SOILED DOVES

    The old west was home to more than cowboys. In addition to merchants and professionals, there were trappers, loggers, prospectors and other laborers. Most unskilled jobs were beyond the physical strength of the average woman who ventured out onto the frontier. Positions that remained socially acceptable (seamstress, laundress, milliner, waitress, etc.) paid very little. Owners usually tended their own shops; schoolteacher positions were scarce; and few towns  lacked a seamstress. Single woman who lacked independent financial resources had to make a living in a difficult and rugged man's world. Many unprotected and desperate woman turned to prostitution. History records more than a few of these "soiled doves".

    Of the nearly forty thousand residents of Montana recorded by the 1880 census, more than six thousand lived in and around Helena. Helena had no city charter; no paved streets or sewers; but it did have nine hotels, two banks, fifteen lawyers, ten doctors, and two undertakers. Saloons and brothels outnumbered all of these significantly, and were the boomtown's true measure of prosperity.

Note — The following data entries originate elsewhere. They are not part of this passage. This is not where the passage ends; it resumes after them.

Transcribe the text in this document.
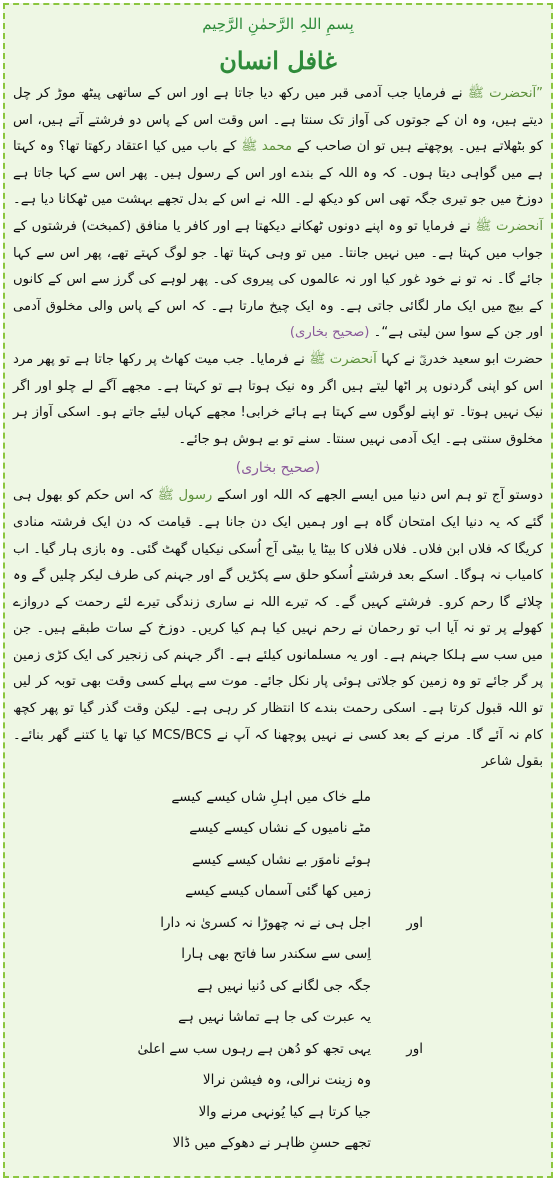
بِسمِ اللہِ الرَّحمٰنِ الرَّحِیم
غافل انسان

”آنحضرت ﷺ نے فرمایا جب آدمی قبر میں رکھ دیا جاتا ہے اور اس کے ساتھی پیٹھ موڑ کر چل دیتے ہیں، وہ ان کے جوتوں کی آواز تک سنتا ہے۔ اس وقت اس کے پاس دو فرشتے آتے ہیں، اس کو بٹھلاتے ہیں۔ پوچھتے ہیں تو ان صاحب کے محمد ﷺ کے باب میں کیا اعتقاد رکھتا تھا؟ وہ کہتا ہے میں گواہی دیتا ہوں۔ کہ وہ اللہ کے بندے اور اس کے رسول ہیں۔ پھر اس سے کہا جاتا ہے دوزخ میں جو تیری جگہ تھی اس کو دیکھ لے۔ اللہ نے اس کے بدل تجھے بہشت میں ٹھکانا دیا ہے۔ آنحضرت ﷺ نے فرمایا تو وہ اپنے دونوں ٹھکانے دیکھتا ہے اور کافر یا منافق (کمبخت) فرشتوں کے جواب میں کہتا ہے۔ میں نہیں جانتا۔ میں تو وہی کہتا تھا۔ جو لوگ کہتے تھے، پھر اس سے کہا جائے گا۔ نہ تو نے خود غور کیا اور نہ عالموں کی پیروی کی۔ پھر لوہے کی گرز سے اس کے کانوں کے بیچ میں ایک مار لگائی جاتی ہے۔ وہ ایک چیخ مارتا ہے۔ کہ اس کے پاس والی مخلوق آدمی اور جن کے سوا سن لیتی ہے“۔ (صحیح بخاری)

حضرت ابو سعید خدریؓ نے کہا آنحضرت ﷺ نے فرمایا۔ جب میت کھاٹ پر رکھا جاتا ہے تو پھر مرد اس کو اپنی گردنوں پر اٹھا لیتے ہیں اگر وہ نیک ہوتا ہے تو کہتا ہے۔ مجھے آگے لے چلو اور اگر نیک نہیں ہوتا۔ تو اپنے لوگوں سے کہتا ہے ہائے خرابی! مجھے کہاں لیئے جاتے ہو۔ اسکی آواز ہر مخلوق سنتی ہے۔ ایک آدمی نہیں سنتا۔ سنے تو بے ہوش ہو جائے۔

(صحیح بخاری)

دوستو آج تو ہم اس دنیا میں ایسے الجھے کہ اللہ اور اسکے رسول ﷺ کہ اس حکم کو بھول ہی گئے کہ یہ دنیا ایک امتحان گاہ ہے اور ہمیں ایک دن جانا ہے۔ قیامت کہ دن ایک فرشتہ منادی کریگا کہ فلاں ابن فلاں۔ فلاں فلاں کا بیٹا یا بیٹی آج اُسکی نیکیاں گھٹ گئی۔ وہ بازی ہار گیا۔ اب کامیاب نہ ہوگا۔ اسکے بعد فرشتے اُسکو حلق سے پکڑیں گے اور جہنم کی طرف لیکر چلیں گے وہ چلائے گا رحم کرو۔ فرشتے کہیں گے۔ کہ تیرے اللہ نے ساری زندگی تیرے لئے رحمت کے دروازے کھولے پر تو نہ آیا اب تو رحمان نے رحم نہیں کیا ہم کیا کریں۔ دوزخ کے سات طبقے ہیں۔ جن میں سب سے ہلکا جہنم ہے۔ اور یہ مسلمانوں کیلئے ہے۔ اگر جہنم کی زنجیر کی ایک کڑی زمین پر گر جائے تو وہ زمین کو جلاتی ہوئی پار نکل جائے۔ موت سے پہلے کسی وقت بھی توبہ کر لیں تو اللہ قبول کرتا ہے۔ اسکی رحمت بندے کا انتظار کر رہی ہے۔ لیکن وقت گذر گیا تو پھر کچھ کام نہ آئے گا۔ مرنے کے بعد کسی نے نہیں پوچھنا کہ آپ نے MCS/BCS کیا تھا یا کتنے گھر بنائے۔ بقول شاعر

ملے خاک میں اہلِ شاں کیسے کیسے
مٹے نامیوں کے نشاں کیسے کیسے
ہوئے ناموَر بے نشاں کیسے کیسے
زمیں کھا گئی آسماں کیسے کیسے
اجل ہی نے نہ چھوڑا نہ کسریٰ نہ دارا	اور
اِسی سے سکندر سا فاتح بھی ہارا
جگہ جی لگانے کی دُنیا نہیں ہے
یہ عبرت کی جا ہے تماشا نہیں ہے
یہی تجھ کو دُھن ہے رہوں سب سے اعلیٰ	اور
وہ زینت نرالی، وہ فیشن نرالا
جیا کرتا ہے کیا یُونہی مرنے والا
تجھے حسنِ ظاہر نے دھوکے میں ڈالا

    Charlie Russell had grown more devil-may-care as he began his ninth year in Montana; and the saloons and brothels became a second home.  Much of his enjoyment was found in the company of  woman whose virtue was negotiable. In Helena, where Charlie spent most of his time when not in Judith Basin, there were at least half a dozen sporting houses employing nearly a hundred girls. Numerous customers reported seeing Charlie's drawings pinned to the walls of brothels, although the consensus is that they were presents, not payments for services rendered.  


 

                                              


PAINT ME RED

 


Lured by more than just her face,
  the painter stopped at Molly's place;
  and there he tarried for awhile,
  enjoying more than Molly's smile.

    But when the tender night was gone,
    chased away by jealous dawn,
    the painter wanted something more.
    He yearned to paint the pretty whore.
    
    He vowed to paint the grief inside;
    and all the tears she couldn't hide.
    To be precise, he said his goal...
     it was to paint Miss Molly's soul.

     "Paint me bawdy. Paint me red!
     But paint me with a smile", she said.
     sometimes it's better just to hide
     the heartaches carried deep inside.

    "I'll pose the way you ask of me...
     but leave my soul and sorrows be.
     I don't explain to any man.
     I play my cards the best I can.

    "Paint me bawdy. Paint me red.
     Paint me on a crimson bed.
     It beats the view and hue I knew....
     tarpaper shack, bone-chilling blue."